Suara.com - Wakil Ketua DPRD DKI Jakarta Abraham Lunggana (Lulung) mempertanyakan independensi LSM Indonesia Corruption Watch (ICW), menyusul pelaporan ICW atas pejabat Badan Pemeriksa Keuangan (BPK) DKI Jakarta berinisial EDN ke Majelis Kode Etik BPK RI.
"Yang saya komentarin itu saya dan masyarakat kebingungan sekarang, artinya independensinya ICW itu kemana sekarang," kata Lulung ketika dihubungi wartawan, Kamis (12/11/2015).
Anggota Fraksi PPP itu bahkan menilai, CW saat ini lebih membela Gubrnur DKI Jakarta Basuki Tjahaja Purnama (Ahok). Apalagi ICW, dikatakan Lulung, tidak sedikit pun bersuara soal kasus dugaan korupsi pembelian lahan Rumah Sakit Sumber Waras, Jakarta Barat.
"Masyarakat itu sudah melihat bahwa seolah-olah ini selalu membela Ahok. Jadi (ICW) nggak independen lagi," tegas Lulung.
Menurut Lulung soal kasus pembelian lahan RS. Sumber Waras berdasarkan audit dari BPK menyatakan bahwa ada keruguan nrgara sebesar Rp191 miliar dalam kasus pembelian lahan RS. Sumber Waras.
"Karena audit BPK itu kan jelas, kan BPK diprtinyakan oleh kpk untuk melakukan audit investigasi, kalau BPK yang memerintahkan ini berarti ada persoalan hukum di situ," kata Lulung.
"Kalau saya mengkritisi kenapa ini ICW jadi berubah, apakah nggak malu ICW? Seolah-olah sekarang membela perorangan tidak lagi ikut mengkritisi persoalan pemberantasan korupsi," jelas dia.

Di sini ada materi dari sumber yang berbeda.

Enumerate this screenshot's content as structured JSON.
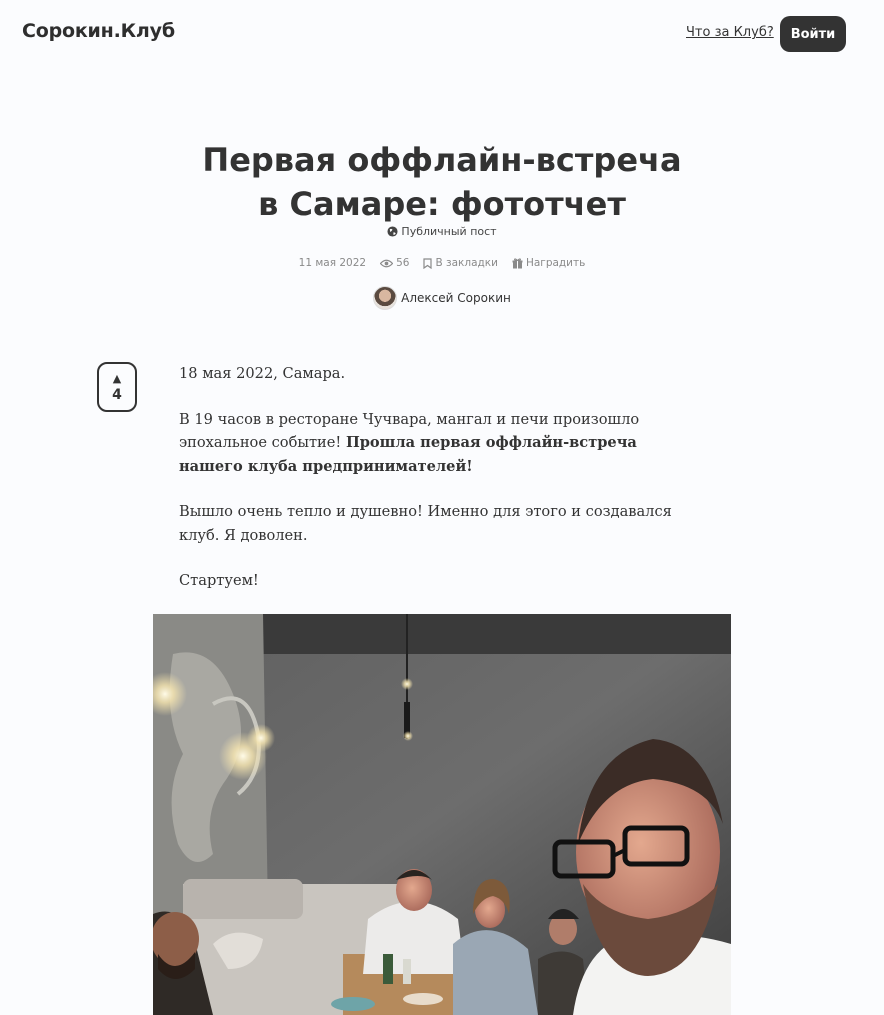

Ketua divisi riset ICW, Firdaus Ilyas telah melaporkan EDN ke Majelis Kode Etik BPK RI. EDN dilaporkan ICW karena diduga mencampuri kepentingan pribadi dengan kewenangannya atas Belanja Daerah pada Dinas Pertamanan dan Pemakaman Provinsi DKI Jakarta.
Kasus tersebut bermula pada 30 Desember 2014, ketika BPK perwakilan DKI Jakarta mengeluarkan Laporan Hasil Pemeriksaan (LPH) atas Belanja Daerah pada Dinas Pertamanan dan Pemakaman Provinsi DKI Jakarta.
Dalam laporan tersebut diungkap temuan terkait ganti rugi pembebasan lahan seluas 9.618 m2 di tengah areal TPU Pondok Kelapa, Jakarta Timur.
Menurut Firdaus, indikasi ini tercium dari tahun 2005, dimana EDN mengirimkan surat sebanyak 6 kali surat kepada Gubernur dan pejabat Pemprov DKI Jakarta agar membeli tanah tersebut.
Pada Juli 2005, pejabat BPK ini menawarkan agar tanah ini dibeli, bahkan surat terakhir pada 2013, dia juga mengirimkan surat kepada BPK DKI Jakarta, untuk meminta klarifikasi atas status tanah tersebut.